Our nostalgia filter might tell us otherwise, but the normal we yearn for wasn’t the utopia we pretend it was. We took for granted all that we now pine for, complained about everything, and blamed whatever we could find for our lives not living up to our expectations. We did it before, and we will do it again. It’s our nature.
We spend a lot of time wishing other people would change, but the only thing we can ever change is ourselves.
I’m very uncomfortable right now; professionally, emotionally, financially, and spiritually, which means I’ve got to change. My focus for the next year is on diversification, making my income dependent on more revenue streams so that when one suffers, it doesn’t threaten the foundation. Some of those projects are underway. For others, I need to stop procrastinating and light fire to kindling.
I’m no longer willing to accept poor treatment simply because somebody doesn’t agree with my perspective. I don’t need everybody to like me. It’s a fool’s errand because it won’t ever happen.
I will put less energy into trivial pursuits and more time into riskier endeavours that may or may not work. That’s what got me here and what will move me beyond. Unplanted trees don’t bear fruit.
I will try to treat myself better, stop beating myself up over every stumble, perceived shortcoming, and soften that hard-edge perfectionism.

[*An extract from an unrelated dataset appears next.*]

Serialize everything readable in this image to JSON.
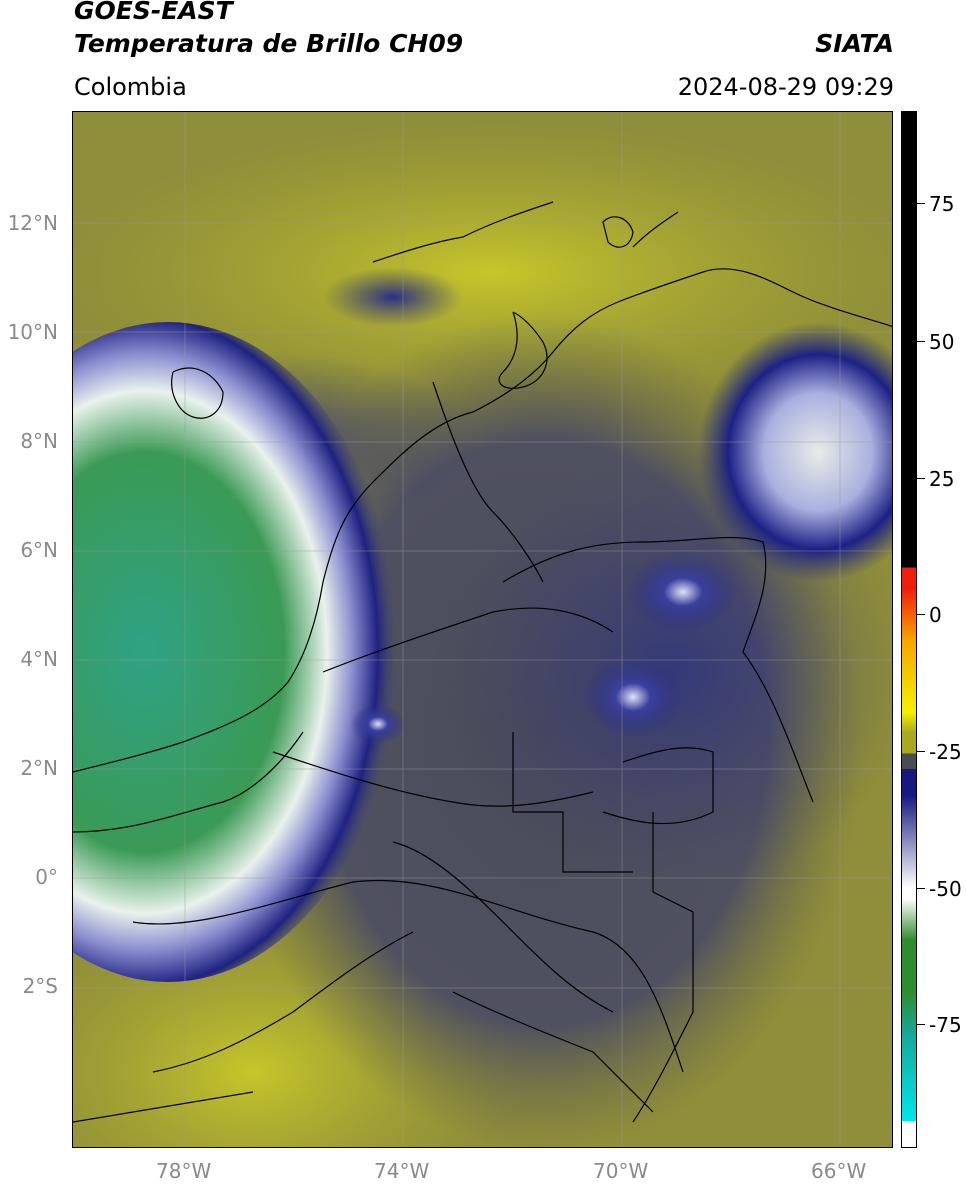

Because I will never live up to my own ridiculous unattainable standards, making me miserable.
I will likely fail at some or all these things because I have failed before. But you know what they say about trying again.
Life is tough. It will still be tough when this pandemic is over, just as it was before.
So rather than pretend that turning a calendar will solve our problems, I’m going with a more realistic view of the new year.
2022. Shit will happen. Deal with it.